In 1973, Jacques Monod was one of the signatories of the Humanist Manifesto II.

Sociologist Howard L. Kaye has suggested that Monod failed in his attempt to banish "mind and purpose from the phenomenon of life" in the name of science. It may be more accurate to suggest that Monod sought to include mind and purpose within the purview of scientific investigation, rather than attributing them to supernatural or divine causes. While Monod does not explicitly address mind or consciousness, his scientific research demonstrated that biology includes feedback loops that govern interacting systems of biochemical reactions, so that the system as a whole can be described as having a purpose and making choices. Monod's philosophical writing indicates that he recognized the implication that such systems could arise and be elaborated upon by evolution through natural selection. The importance of Monod's work as a bridge between the chance and necessity of evolution and biochemistry on the one hand, and the human realm of choice and ethics on the other, can be judged by his influence on philosophers, biologists and computer scientists such as Daniel Dennett, Douglas Hofstadter, Marvin Minsky and Richard Dawkins.

==Awards and honours==
In addition to sharing a Nobel Prize, Monod was also a recipient of the Légion d'honneur and elected member of the American Academy of Arts and Sciences in 1960. He was elected a member of the National Academy of Sciences, the American Philosophical Society, and a Foreign Member of the Royal Society in 1968. The Institut Jacques Monod, funded jointly by the CNRS and the University of Paris, is one of the main centers for basic research in biology in the Paris area. It is headed by Michel Werner, Research Director.

== Personal life ==
Monod was born in Paris to an American mother from Milwaukee, Charlotte (Sharlie) MacGregor Todd, and a French Huguenot father, Lucien Monod, who was a painter and inspired him artistically and intellectually. He attended the lycée at Cannes until he was 18. In October 1928 he started his studies in biology at the University of Paris.

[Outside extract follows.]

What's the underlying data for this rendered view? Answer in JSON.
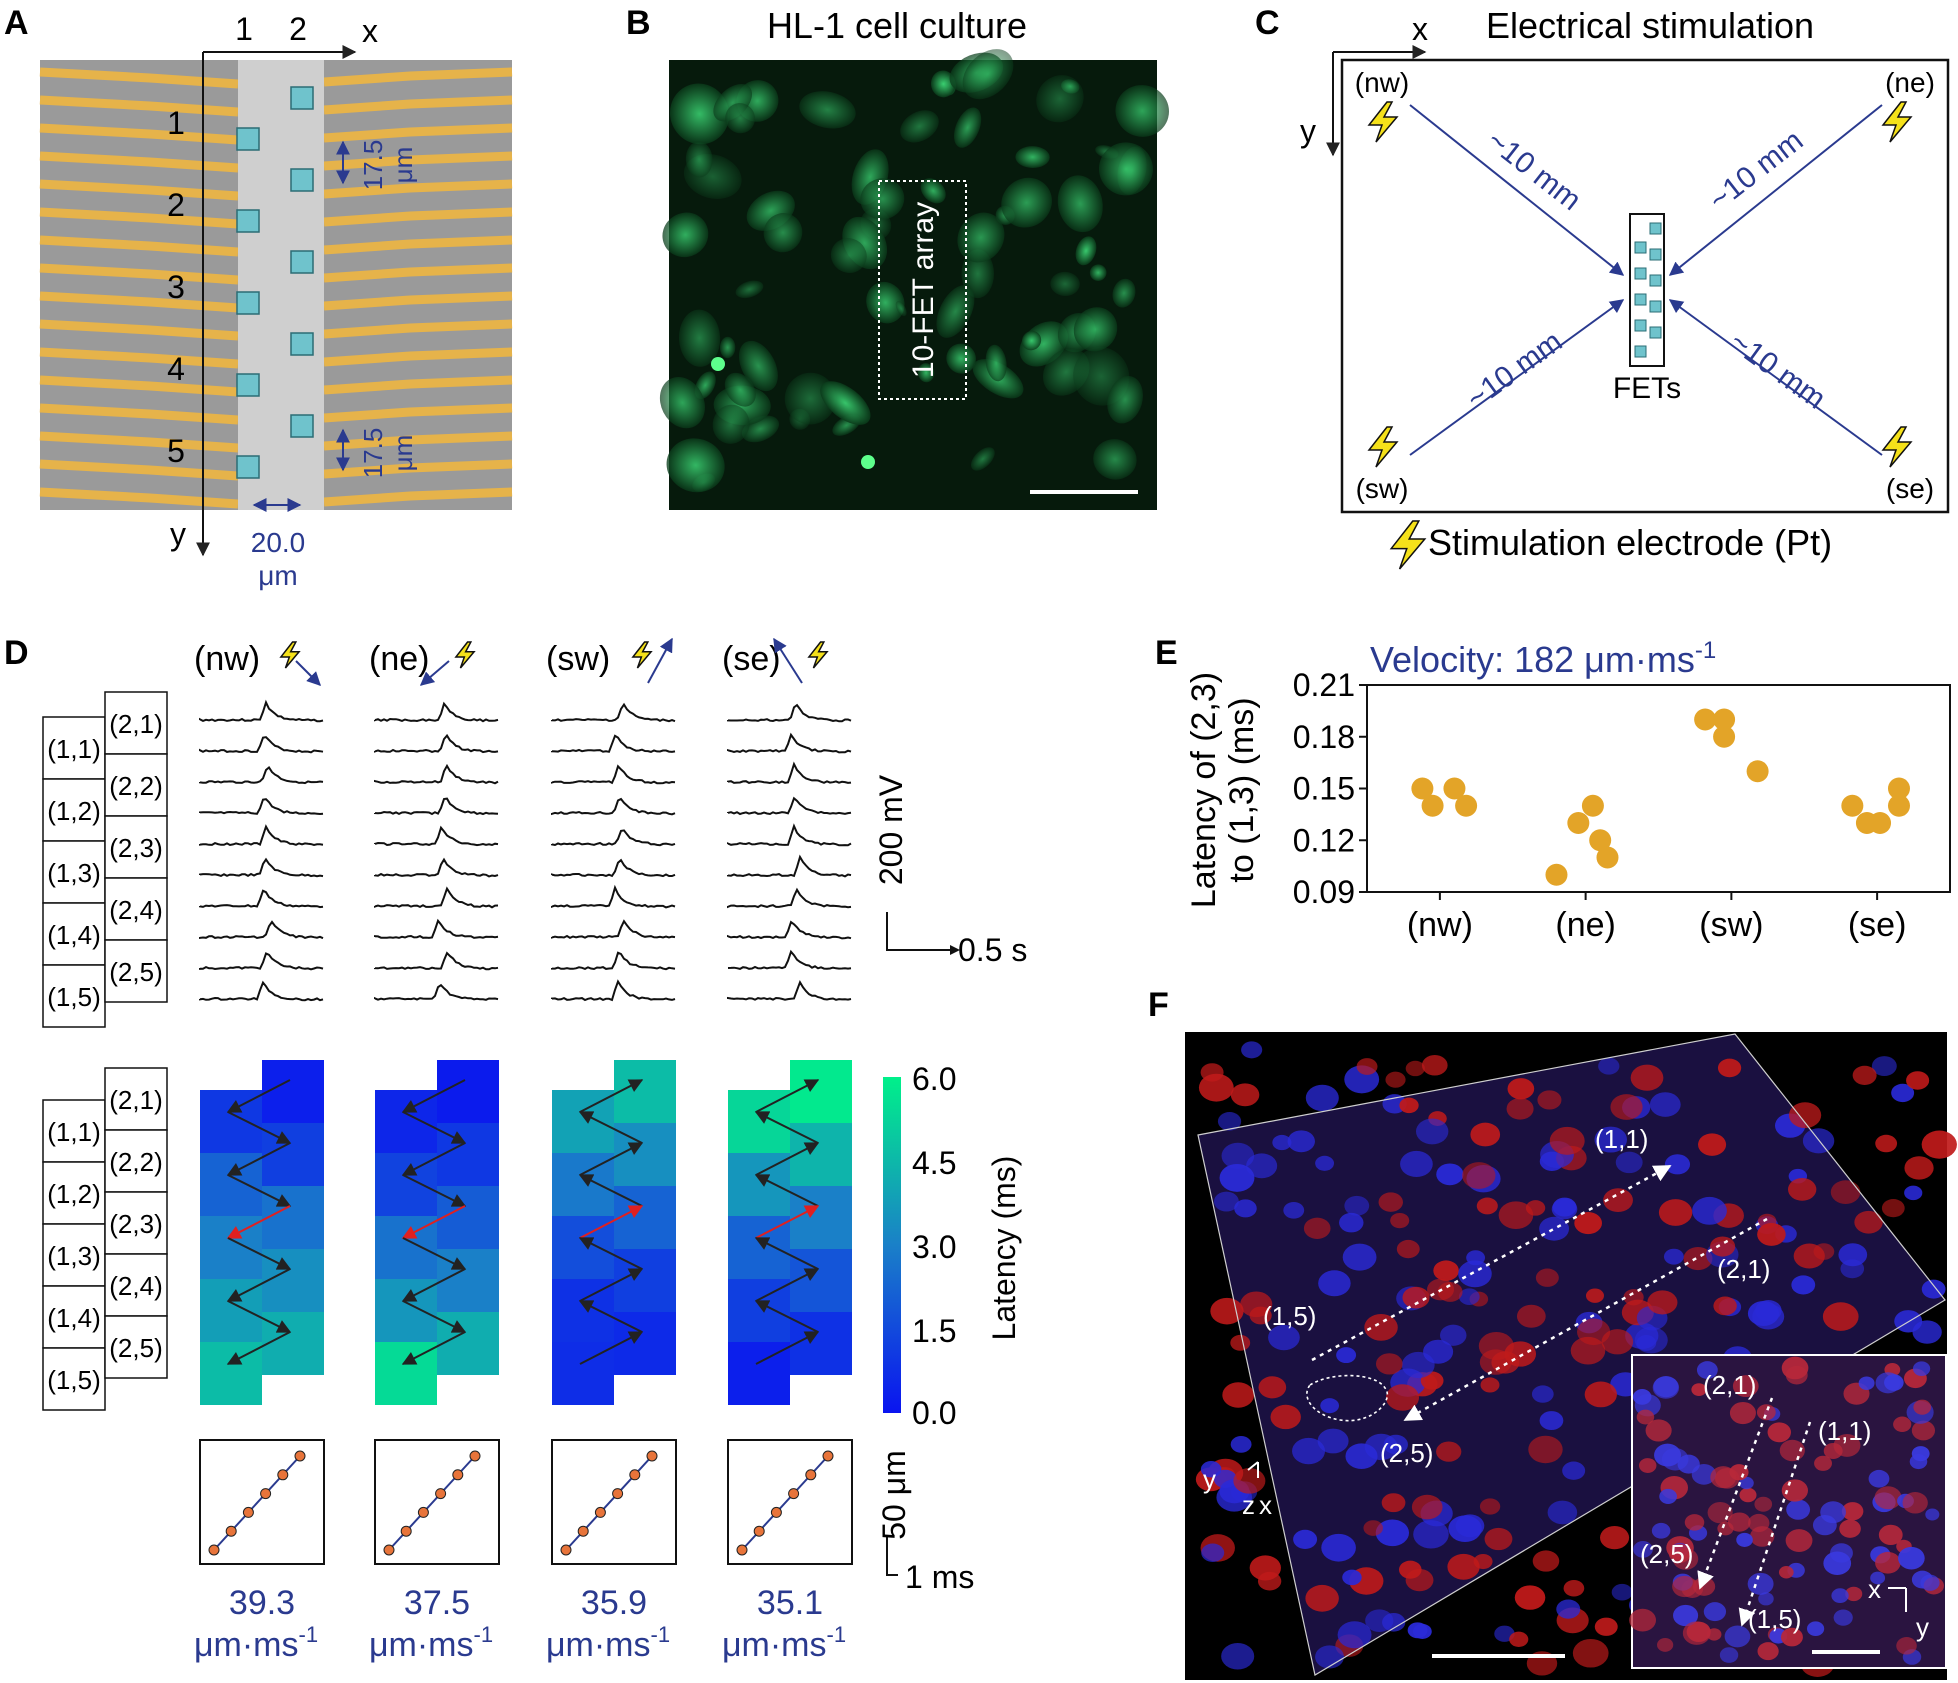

In 1938 he married Odette Bruhl (d.1972).

During World War II, Monod was active in the French Resistance, eventually becoming the chief of staff of the French Forces of the Interior. He was a Chevalier in the Légion d'Honneur (1945) and was awarded the Croix de Guerre (1945) and the American Bronze Star Medal. Monod became a member of the French Communist Party after the end of the Second World War, but distanced himself from the party after the Lysenko Affair. He became a close friend of Albert Camus, Nobel laureate in literature who had also been active in the French Resistance and shared Monod's criticism of the Soviet system.

Monod, then a professor at the University of Paris, supported the student protests of May 68 and, along with several fellow Nobel laureates, appealed to president Charles de Gaulle on the students' behalf.

Jacques Monod died of leukemia in 1976 and was buried in the Cimetière du Grand Jas in Cannes on the French Riviera.
He enjoyed sailing and playing the cello.